Mr. Jenders recommends the usage of Apache Airflow for this task, which is a platform for structuring steps in a directed-acyclic-graph (DAG). This makes it easier to keep track of the dependencies and facilitates coping with increasing complexity when adding or modifying steps. Airflow also allows running the pipeline and helps ensuring fault tolerance, for example by allowing the user to rerun steps a certain number of times if it fails.

Another useful tool, GetYourGuide is using, is Databricks, which is a web-based platform for working with Apache Spark. It provides an automated cluster management and allows the user to run notebook-styled scripts. This can prove very useful for prototyping and experimenting, but shouldn’t be used in production because of a missing version control for notebooks.

Challenges of Data Pipelines

Furthemore, Mr. Jenders gives insights into the daily challenges of working with Data Pipelines. Accordingly, one of the most annoying problems is stale data, meaning that the pipeline uses data that is not available anymore (without failing), which might lead to strange results. Another challenge are data drifts: unforeseen changes in certain data characteristics that might lead to inputs the pipeline isn’t designed for. A good monitoring could mitigate this risk.

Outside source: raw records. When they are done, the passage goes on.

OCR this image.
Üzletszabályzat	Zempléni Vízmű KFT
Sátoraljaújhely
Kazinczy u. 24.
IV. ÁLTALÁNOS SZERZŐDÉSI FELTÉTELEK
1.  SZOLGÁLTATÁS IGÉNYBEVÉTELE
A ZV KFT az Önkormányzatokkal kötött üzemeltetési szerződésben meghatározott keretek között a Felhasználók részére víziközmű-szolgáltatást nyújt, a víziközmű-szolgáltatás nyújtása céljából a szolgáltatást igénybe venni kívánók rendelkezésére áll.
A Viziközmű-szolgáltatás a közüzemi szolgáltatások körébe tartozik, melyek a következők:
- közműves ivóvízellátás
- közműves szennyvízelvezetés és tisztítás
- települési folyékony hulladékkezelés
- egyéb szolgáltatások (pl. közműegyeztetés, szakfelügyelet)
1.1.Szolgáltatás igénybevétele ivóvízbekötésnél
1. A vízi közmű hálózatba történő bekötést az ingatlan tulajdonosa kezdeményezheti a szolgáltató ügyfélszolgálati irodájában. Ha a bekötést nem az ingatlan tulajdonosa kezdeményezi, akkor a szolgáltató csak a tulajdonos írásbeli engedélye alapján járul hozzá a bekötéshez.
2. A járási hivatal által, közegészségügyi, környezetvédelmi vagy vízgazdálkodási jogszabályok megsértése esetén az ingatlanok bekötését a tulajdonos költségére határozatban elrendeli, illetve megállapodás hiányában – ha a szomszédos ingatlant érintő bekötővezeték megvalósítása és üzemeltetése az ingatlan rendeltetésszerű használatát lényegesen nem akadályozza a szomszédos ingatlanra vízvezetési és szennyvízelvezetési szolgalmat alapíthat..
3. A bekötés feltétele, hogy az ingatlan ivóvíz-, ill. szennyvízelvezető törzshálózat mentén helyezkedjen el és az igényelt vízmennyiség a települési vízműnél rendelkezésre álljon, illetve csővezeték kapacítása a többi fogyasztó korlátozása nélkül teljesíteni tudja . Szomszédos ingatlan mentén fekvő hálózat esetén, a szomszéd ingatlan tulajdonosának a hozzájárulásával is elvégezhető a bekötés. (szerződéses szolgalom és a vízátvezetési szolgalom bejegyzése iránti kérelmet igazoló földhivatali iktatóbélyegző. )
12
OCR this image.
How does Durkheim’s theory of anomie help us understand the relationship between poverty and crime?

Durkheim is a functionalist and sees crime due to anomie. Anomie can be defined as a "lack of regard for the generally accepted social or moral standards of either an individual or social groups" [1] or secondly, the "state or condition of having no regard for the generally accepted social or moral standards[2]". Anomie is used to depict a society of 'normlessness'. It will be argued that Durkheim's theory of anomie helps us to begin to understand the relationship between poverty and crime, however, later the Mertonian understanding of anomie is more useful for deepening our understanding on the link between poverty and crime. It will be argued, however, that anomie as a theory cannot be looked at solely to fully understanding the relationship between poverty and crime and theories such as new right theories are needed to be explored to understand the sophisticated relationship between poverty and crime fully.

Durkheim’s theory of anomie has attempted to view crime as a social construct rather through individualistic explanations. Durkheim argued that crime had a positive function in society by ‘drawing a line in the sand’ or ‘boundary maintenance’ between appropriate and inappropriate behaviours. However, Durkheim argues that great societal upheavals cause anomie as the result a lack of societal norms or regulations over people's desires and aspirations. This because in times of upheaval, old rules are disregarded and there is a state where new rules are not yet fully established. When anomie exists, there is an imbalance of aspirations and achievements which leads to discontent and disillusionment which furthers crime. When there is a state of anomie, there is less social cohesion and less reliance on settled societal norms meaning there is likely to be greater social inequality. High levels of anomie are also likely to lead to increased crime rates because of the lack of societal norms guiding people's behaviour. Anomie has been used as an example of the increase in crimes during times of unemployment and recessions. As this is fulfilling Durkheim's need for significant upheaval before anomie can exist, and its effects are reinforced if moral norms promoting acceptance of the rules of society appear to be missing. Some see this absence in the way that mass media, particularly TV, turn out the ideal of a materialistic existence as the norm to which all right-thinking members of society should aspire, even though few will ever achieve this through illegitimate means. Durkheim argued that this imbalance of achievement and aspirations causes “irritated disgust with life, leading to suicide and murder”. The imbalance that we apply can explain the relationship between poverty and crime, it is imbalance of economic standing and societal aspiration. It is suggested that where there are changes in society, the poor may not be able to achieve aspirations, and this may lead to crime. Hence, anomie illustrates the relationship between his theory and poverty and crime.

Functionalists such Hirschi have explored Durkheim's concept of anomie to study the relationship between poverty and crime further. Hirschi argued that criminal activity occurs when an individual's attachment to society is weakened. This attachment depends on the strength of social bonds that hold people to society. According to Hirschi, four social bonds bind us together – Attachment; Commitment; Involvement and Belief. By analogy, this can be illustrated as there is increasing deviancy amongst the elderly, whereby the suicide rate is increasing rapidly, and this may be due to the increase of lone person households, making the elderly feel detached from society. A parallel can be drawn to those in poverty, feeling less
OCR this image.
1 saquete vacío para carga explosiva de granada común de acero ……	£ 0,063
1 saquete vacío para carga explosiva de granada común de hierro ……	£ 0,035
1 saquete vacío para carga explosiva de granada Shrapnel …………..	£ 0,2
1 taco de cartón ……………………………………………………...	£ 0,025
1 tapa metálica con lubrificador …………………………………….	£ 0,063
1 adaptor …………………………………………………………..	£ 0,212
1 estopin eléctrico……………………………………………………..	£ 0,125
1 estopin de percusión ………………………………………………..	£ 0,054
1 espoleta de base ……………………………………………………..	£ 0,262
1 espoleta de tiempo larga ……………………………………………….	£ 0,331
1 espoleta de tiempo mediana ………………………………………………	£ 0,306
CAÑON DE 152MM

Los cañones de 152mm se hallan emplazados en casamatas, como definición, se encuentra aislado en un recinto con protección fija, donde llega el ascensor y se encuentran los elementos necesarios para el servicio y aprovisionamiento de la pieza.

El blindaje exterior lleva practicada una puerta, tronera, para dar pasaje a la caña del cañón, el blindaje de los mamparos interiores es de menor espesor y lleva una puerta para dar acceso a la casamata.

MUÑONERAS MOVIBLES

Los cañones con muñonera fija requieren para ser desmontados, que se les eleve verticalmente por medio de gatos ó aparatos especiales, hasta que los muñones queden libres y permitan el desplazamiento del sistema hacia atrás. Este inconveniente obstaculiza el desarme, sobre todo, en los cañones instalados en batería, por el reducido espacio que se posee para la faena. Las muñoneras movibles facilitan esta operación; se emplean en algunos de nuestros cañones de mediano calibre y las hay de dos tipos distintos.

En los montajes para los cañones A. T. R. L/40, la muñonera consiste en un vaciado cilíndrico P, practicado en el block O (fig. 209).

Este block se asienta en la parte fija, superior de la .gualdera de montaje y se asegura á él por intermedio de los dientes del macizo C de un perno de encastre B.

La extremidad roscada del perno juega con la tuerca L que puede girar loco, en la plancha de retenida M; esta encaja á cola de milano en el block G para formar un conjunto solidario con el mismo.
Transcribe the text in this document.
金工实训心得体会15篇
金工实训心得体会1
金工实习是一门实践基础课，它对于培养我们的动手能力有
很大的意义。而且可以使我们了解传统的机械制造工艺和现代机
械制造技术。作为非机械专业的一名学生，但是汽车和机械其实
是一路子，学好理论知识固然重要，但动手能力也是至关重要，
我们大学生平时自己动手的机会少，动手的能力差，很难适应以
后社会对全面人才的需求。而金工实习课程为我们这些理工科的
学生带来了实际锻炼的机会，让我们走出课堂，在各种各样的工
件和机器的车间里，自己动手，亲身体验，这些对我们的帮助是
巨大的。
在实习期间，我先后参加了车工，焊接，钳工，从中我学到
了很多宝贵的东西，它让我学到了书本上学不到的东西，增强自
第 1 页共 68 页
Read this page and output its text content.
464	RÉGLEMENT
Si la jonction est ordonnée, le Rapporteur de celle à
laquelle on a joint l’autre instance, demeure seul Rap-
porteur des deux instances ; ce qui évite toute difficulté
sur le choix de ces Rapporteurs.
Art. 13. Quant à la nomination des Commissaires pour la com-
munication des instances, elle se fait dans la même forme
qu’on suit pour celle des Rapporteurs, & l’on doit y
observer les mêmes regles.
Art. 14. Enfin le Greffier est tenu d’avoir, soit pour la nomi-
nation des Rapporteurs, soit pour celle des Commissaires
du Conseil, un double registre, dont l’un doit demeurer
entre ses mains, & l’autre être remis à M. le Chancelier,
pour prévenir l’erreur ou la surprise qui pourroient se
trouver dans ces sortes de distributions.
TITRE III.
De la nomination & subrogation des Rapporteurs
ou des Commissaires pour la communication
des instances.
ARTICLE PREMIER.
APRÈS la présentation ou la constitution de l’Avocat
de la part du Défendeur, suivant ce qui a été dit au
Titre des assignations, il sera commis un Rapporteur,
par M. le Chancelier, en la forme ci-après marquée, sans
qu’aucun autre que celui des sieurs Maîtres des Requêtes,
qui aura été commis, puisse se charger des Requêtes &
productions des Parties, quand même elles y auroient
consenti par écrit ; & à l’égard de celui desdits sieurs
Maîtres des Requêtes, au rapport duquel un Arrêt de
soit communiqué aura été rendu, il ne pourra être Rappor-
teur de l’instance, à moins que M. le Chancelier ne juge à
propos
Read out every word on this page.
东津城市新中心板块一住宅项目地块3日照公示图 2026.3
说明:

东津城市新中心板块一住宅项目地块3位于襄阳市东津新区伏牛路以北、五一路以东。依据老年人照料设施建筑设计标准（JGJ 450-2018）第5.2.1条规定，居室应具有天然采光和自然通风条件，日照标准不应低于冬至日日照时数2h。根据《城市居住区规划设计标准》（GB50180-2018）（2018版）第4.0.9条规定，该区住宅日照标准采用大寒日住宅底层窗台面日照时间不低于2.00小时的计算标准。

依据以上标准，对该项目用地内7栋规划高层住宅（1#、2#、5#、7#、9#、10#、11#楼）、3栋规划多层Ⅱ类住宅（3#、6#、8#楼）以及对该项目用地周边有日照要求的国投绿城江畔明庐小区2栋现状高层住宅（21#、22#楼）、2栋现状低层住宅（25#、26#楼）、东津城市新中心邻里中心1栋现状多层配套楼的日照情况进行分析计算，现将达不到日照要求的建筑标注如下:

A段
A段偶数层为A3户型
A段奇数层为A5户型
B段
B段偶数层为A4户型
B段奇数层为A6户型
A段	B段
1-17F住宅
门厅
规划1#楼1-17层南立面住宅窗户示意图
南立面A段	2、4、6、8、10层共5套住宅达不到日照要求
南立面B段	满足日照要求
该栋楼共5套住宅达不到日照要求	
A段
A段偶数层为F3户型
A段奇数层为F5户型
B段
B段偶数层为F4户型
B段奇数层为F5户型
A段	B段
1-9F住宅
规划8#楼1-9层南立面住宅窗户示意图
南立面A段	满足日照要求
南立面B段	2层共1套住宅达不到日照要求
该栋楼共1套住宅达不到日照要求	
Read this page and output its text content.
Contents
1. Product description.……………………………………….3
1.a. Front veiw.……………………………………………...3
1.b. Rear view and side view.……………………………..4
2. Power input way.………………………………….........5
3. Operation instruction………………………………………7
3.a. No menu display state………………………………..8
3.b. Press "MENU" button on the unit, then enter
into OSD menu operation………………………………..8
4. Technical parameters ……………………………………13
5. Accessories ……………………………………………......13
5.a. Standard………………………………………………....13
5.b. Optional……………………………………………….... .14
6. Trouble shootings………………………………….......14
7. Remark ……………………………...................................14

To sum up Mr. Jenders point-of-view on Data Science, it can be said that - no matter what problem you are working on - accurate, clean and fast data is essential. Therefrom arises a high importance of Data Pipelines and the need for proper Data Engineering. A company must first lay a solid groundwork before it can move on to more advanced problems. Therefore, a good Data Scientist should also be experienced in Data Engineering. The challenges, a Data Scientist will work on, are also heavily dependent on the maturity of his company. Hence, if you are planning for working as a Data Scientist, you should ask yourself what you like to do more: building the foundation or working on higher level optimization problems. You should then choose the company to work for accordingly.